29 Avril 2015

Copernicus

Doter l'Europe d'une capacité autonome d'observation et de surveillance de la Terre, telle est l'ambition de Copernicus.

S’inspirant de l'exemple de la prévision météorologique dans la manière d’exploiter, de façon optimale, observations spatiales et mesures in situ, l'Union européenne et l'Agence spatiale européenne ont lancé en 2001 l’initiative européenne de surveillance globale pour l’environnement et la sécurité dite Global Monitoring for Environment and Security (GMES)  dans le but de promouvoir le développement de services opérationnels d'accès aux informations environnementales.

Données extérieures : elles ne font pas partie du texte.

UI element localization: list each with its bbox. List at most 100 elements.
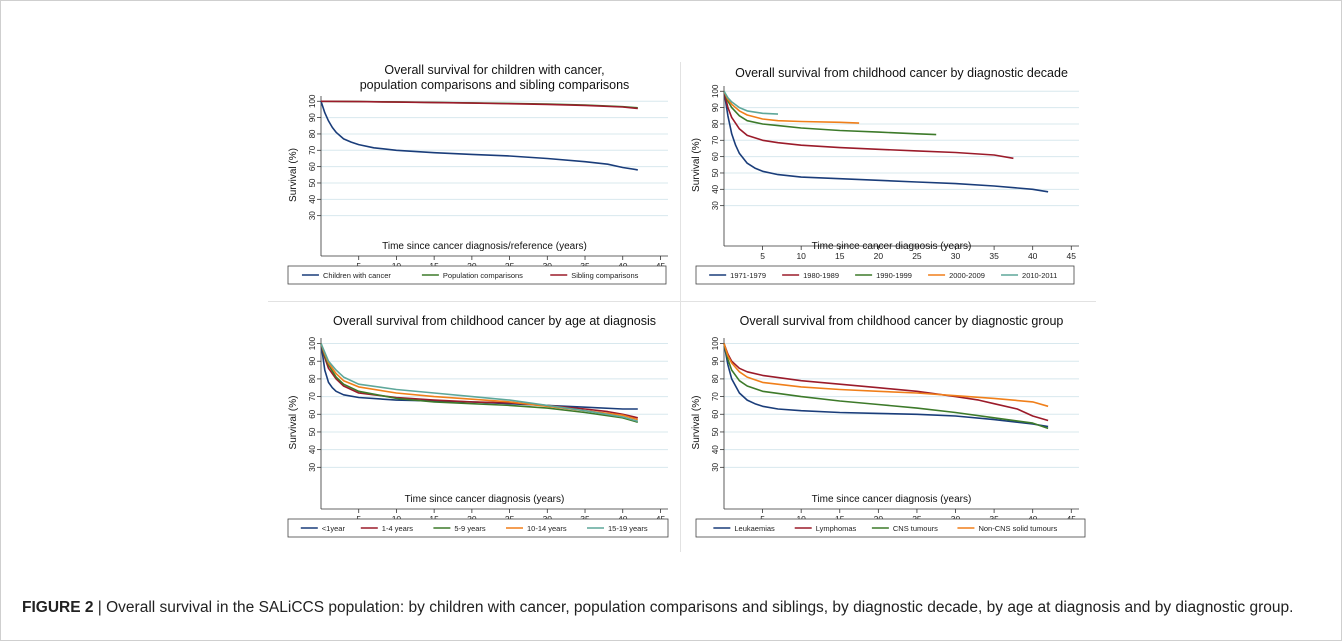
chart-3-y-tick-label: 100 (308, 336, 317, 350)
chart-2-y-tick-label: 50 (711, 168, 720, 177)
chart-1-y-tick-label: 80 (308, 129, 317, 138)
chart-4-y-tick-label: 100 (711, 336, 720, 350)
chart-3-y-tick-label: 80 (308, 374, 317, 383)
chart-2-y-tick-label: 60 (711, 152, 720, 161)
chart-1-title: population comparisons and sibling compa… (360, 78, 630, 92)
chart-4-y-tick-label: 90 (711, 356, 720, 365)
chart-1-y-tick-label: 90 (308, 113, 317, 122)
chart-3-legend-box (287, 518, 669, 538)
chart-3-series-line-3 (320, 343, 639, 423)
chart-2-x-tick-label: 30 (951, 251, 961, 261)
chart-2-x-tick-label: 45 (1067, 251, 1077, 261)
figure-separator: | (93, 599, 107, 616)
chart-4-legend-label-3: CNS tumours (893, 524, 938, 533)
chart-3-legend-label-1: <1year (322, 524, 346, 533)
chart-2-x-tick-label: 20 (874, 251, 884, 261)
chart-4-y-axis-label: Survival (%) (691, 396, 702, 450)
vertical-divider (680, 62, 681, 552)
chart-2-y-axis-label: Survival (%) (691, 138, 702, 192)
chart-1-x-axis-label: Time since cancer diagnosis/reference (y… (382, 241, 587, 252)
chart-1-y-tick-label: 100 (308, 94, 317, 108)
chart-2-title: Overall survival from childhood cancer b… (735, 66, 1068, 80)
chart-panel-3: Overall survival from childhood cancer b… (268, 304, 678, 552)
chart-4-title: Overall survival from childhood cancer b… (740, 314, 1064, 328)
chart-4-legend-label-2: Lymphomas (816, 524, 857, 533)
chart-4-series-line-1 (723, 343, 1049, 428)
chart-2-x-tick-label: 40 (1028, 251, 1038, 261)
chart-4-y-tick-label: 80 (711, 374, 720, 383)
chart-3-legend-label-3: 5-9 years (454, 524, 486, 533)
chart-panel-2: Overall survival from childhood cancer b… (682, 62, 1094, 300)
chart-4-svg: Overall survival from childhood cancer b… (691, 314, 1086, 538)
chart-4-y-tick-label: 70 (711, 392, 720, 401)
chart-3-y-tick-label: 70 (308, 392, 317, 401)
chart-3-y-tick-label: 50 (308, 427, 317, 436)
chart-1-y-tick-label: 30 (308, 211, 317, 220)
chart-2-y-tick-label: 80 (711, 119, 720, 128)
chart-3-title: Overall survival from childhood cancer b… (333, 314, 656, 328)
chart-2-x-tick-label: 5 (760, 251, 765, 261)
chart-2-x-tick-label: 10 (796, 251, 806, 261)
chart-2-series-line-4 (723, 90, 860, 124)
chart-3-y-tick-label: 30 (308, 462, 317, 471)
chart-1-y-tick-label: 40 (308, 194, 317, 203)
chart-2-y-tick-label: 30 (711, 201, 720, 210)
horizontal-divider (268, 301, 1096, 302)
chart-1-legend-label-1: Children with cancer (323, 271, 391, 280)
chart-3-series-line-1 (320, 343, 638, 410)
chart-4-y-tick-label: 50 (711, 427, 720, 436)
chart-3-legend-label-4: 10-14 years (527, 524, 567, 533)
chart-4-y-tick-label: 30 (711, 462, 720, 471)
chart-3-series-line-5 (320, 343, 639, 423)
chart-2-series-line-5 (723, 90, 779, 115)
chart-1-svg: Overall survival for children with cance… (287, 63, 668, 285)
chart-2-legend-box (695, 265, 1075, 285)
chart-4-series-line-3 (723, 343, 1049, 430)
chart-1-y-tick-label: 50 (308, 178, 317, 187)
chart-1-title: Overall survival for children with cance… (384, 63, 604, 77)
chart-4-y-tick-label: 60 (711, 409, 720, 418)
chart-3-legend-label-2: 1-4 years (382, 524, 414, 533)
chart-4-legend-label-1: Leukaemias (734, 524, 775, 533)
chart-4-legend-label-4: Non-CNS solid tumours (978, 524, 1057, 533)
chart-1-y-axis-label: Survival (%) (288, 148, 299, 202)
chart-1-y-tick-label: 70 (308, 145, 317, 154)
chart-3-y-tick-label: 60 (308, 409, 317, 418)
chart-2-y-tick-label: 70 (711, 135, 720, 144)
chart-1-legend-label-2: Population comparisons (443, 271, 523, 280)
figure-label: FIGURE 2 (22, 599, 94, 616)
chart-1-y-tick-label: 60 (308, 162, 317, 171)
chart-2-legend-label-2: 1980-1989 (803, 271, 839, 280)
chart-1-legend-label-3: Sibling comparisons (571, 271, 638, 280)
chart-panel-1: Overall survival for children with cance… (268, 62, 678, 300)
chart-2-y-tick-label: 90 (711, 103, 720, 112)
chart-2-x-tick-label: 15 (835, 251, 845, 261)
chart-2-legend-label-1: 1971-1979 (730, 271, 766, 280)
chart-2-svg: Overall survival from childhood cancer b… (691, 66, 1079, 285)
chart-2-y-tick-label: 100 (711, 84, 720, 98)
chart-2-series-line-3 (723, 91, 937, 136)
chart-2-legend-label-3: 1990-1999 (876, 271, 912, 280)
chart-panel-4: Overall survival from childhood cancer b… (682, 304, 1094, 552)
figure-caption-text: Overall survival in the SALiCCS populati… (106, 599, 1294, 616)
chart-2-series-line-2 (723, 91, 1014, 160)
chart-2-y-tick-label: 40 (711, 184, 720, 193)
chart-3-y-tick-label: 90 (308, 356, 317, 365)
chart-2-legend-label-4: 2000-2009 (949, 271, 985, 280)
chart-2-legend-label-5: 2010-2011 (1022, 271, 1057, 280)
chart-3-x-axis-label: Time since cancer diagnosis (years) (405, 494, 565, 505)
chart-4-legend-box (695, 518, 1086, 538)
figure-caption: FIGURE 2 | Overall survival in the SALiC… (22, 597, 1322, 618)
chart-4-x-axis-label: Time since cancer diagnosis (years) (812, 494, 972, 505)
chart-3-series-line-2 (320, 343, 638, 419)
chart-4-series-line-2 (723, 343, 1049, 422)
chart-2-series-line-1 (723, 91, 1049, 193)
chart-3-svg: Overall survival from childhood cancer b… (287, 314, 669, 538)
chart-2-x-tick-label: 35 (989, 251, 999, 261)
chart-2-x-axis-label: Time since cancer diagnosis (years) (812, 241, 972, 252)
chart-1-legend-box (287, 265, 667, 285)
chart-1-series-line-1 (320, 101, 638, 171)
chart-2-x-tick-label: 25 (912, 251, 922, 261)
chart-4-y-tick-label: 40 (711, 445, 720, 454)
chart-4-series-line-4 (723, 343, 1049, 408)
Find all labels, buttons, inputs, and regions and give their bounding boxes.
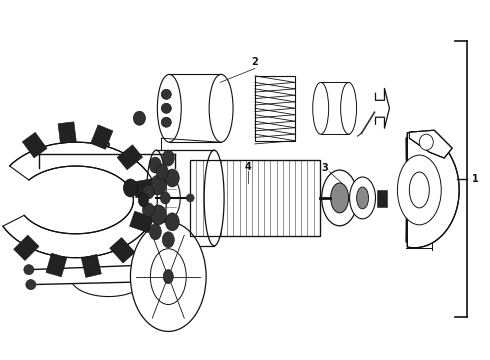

L'objectif est de rationaliser l'utilisation de données relatives à l'environnement et à la sécurité issues de sources multiples, afin de disposer d'informations et de services fiables chaque fois que cela est nécessaire. GMES, devenu Copernicus en 2012, permet donc de rassembler l'ensemble des données obtenues à partir de satellites environnementaux et d'instruments de mesure sur site, afin de produire une vue globale et complète de l'état de notre planète.

Concernant la gestion des problématiques environnementales, Copernicus permettra ainsi de suivre l'évolution de l'occupation des sols, de caractériser les variables bio-géophysiques sur les terres émergées, de prévoir l’état des océans, d’apporter une aide à la gestion de crise sur des zones affectées par des catastrophes naturelles ou industrielles, de suivre la composition chimique et la qualité de l’air, de ré-analyser des variables climatiques essentielles et de développer des outils pour la mise en place de services climatiques.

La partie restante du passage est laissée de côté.